To Online or Not to Online #3: Getting Started

Before you teach online,here is some advice from an old pro:

1. Understand fully how the system works. What system? First, the pay system, the release time system, the rewards system, etc. at your institution. Second, the learning management system, which leads to . . .

2. Get good tech training. Take advantage of whatever your institution provides. Now, to be honest, I taught myself a lot of what I learned, but I wasted a lot of time doing so.

3. Have a mentor/coach/helper/somebody who can and will patiently answer your questions because you will forget a lot of the tech training from the sessions you attend. We have an awesome instructional technologist at our college. No one else can have her!

4. Look at your class from the end backward, not as a day-to-day experience as you design the online section. And don't even think about teaching a class you haven't taught traditionally. It's possible, and I've done it, but it isn't wise because you have to create even more materials from scratch.

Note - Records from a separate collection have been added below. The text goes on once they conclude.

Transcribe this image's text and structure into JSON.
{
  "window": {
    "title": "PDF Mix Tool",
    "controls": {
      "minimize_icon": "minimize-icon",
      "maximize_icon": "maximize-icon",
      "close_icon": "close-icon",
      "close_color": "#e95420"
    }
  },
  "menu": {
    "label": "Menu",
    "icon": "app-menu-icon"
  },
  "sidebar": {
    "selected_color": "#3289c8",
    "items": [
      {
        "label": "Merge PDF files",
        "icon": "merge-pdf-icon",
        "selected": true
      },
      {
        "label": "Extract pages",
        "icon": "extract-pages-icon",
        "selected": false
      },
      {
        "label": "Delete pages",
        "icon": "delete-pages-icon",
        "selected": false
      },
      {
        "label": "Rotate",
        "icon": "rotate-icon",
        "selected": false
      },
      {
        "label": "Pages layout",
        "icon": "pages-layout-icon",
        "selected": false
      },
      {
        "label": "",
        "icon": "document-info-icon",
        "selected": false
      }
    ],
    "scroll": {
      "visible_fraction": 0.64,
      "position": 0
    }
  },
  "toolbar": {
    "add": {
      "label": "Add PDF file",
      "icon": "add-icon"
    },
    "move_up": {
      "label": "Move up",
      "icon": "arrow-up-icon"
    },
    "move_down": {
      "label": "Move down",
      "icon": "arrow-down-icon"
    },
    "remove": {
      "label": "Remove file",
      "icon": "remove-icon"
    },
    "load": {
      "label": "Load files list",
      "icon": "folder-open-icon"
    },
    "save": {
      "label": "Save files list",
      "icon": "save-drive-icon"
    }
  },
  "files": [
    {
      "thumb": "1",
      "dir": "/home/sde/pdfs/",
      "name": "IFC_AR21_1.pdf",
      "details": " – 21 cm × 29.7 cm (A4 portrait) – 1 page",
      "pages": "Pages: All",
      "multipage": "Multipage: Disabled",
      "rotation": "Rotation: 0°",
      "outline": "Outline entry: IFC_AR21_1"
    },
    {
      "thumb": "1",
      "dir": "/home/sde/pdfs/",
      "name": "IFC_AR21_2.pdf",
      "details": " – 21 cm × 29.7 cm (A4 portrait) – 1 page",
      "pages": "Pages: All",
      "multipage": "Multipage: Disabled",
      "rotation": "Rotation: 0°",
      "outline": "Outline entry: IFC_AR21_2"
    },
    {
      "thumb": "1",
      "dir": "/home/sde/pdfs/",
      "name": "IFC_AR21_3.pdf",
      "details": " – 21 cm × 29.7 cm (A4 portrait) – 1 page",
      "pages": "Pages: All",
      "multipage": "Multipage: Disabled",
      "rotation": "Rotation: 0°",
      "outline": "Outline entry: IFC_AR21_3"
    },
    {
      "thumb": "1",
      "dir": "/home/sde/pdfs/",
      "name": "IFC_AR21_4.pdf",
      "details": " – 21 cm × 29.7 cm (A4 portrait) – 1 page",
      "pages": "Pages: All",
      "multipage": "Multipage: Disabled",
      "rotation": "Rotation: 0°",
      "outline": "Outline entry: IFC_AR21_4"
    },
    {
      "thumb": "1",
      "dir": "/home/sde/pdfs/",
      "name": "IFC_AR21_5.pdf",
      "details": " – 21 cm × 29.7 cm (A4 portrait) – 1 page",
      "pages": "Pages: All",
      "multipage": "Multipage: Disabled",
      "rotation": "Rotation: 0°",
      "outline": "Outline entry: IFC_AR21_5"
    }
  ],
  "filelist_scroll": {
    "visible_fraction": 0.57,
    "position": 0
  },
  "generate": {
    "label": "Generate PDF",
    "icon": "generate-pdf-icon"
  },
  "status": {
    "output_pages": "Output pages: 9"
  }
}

As to this point, Dee Fink's Creating Significant Learning Experiences is a must-read, because it is about backward design, or teaching for outcomes. And that is what you must ask as you design an online course: not, "how can I put what I do in the traditional class on a screen?" but "What is necessary to meet the learning outcomes of the course and how can I best create a learning environment and experiences for it (since you will not be physically present)?" You may find that what you do in the traditional class isn't really meeting learning outcomes either! We do a lot of things in class because we are comfortable with them and have held on to them, way past their usefulness.

This is in no way saying to dumb-down the online version. It is saying that some of your course and teaching will need to be rethought. The online environment is heavily text-oriented, while the traditional class can reach all modalities. Any way you can find to breach the text-only divide will help.

For example, I teach my traditional class in public speaking with a heavy emphasis on group and collaborative learning. I can't do that in the hybrid version. It is not, however, one of the learning outcomes of the class (as decided upon by our departmental faculty).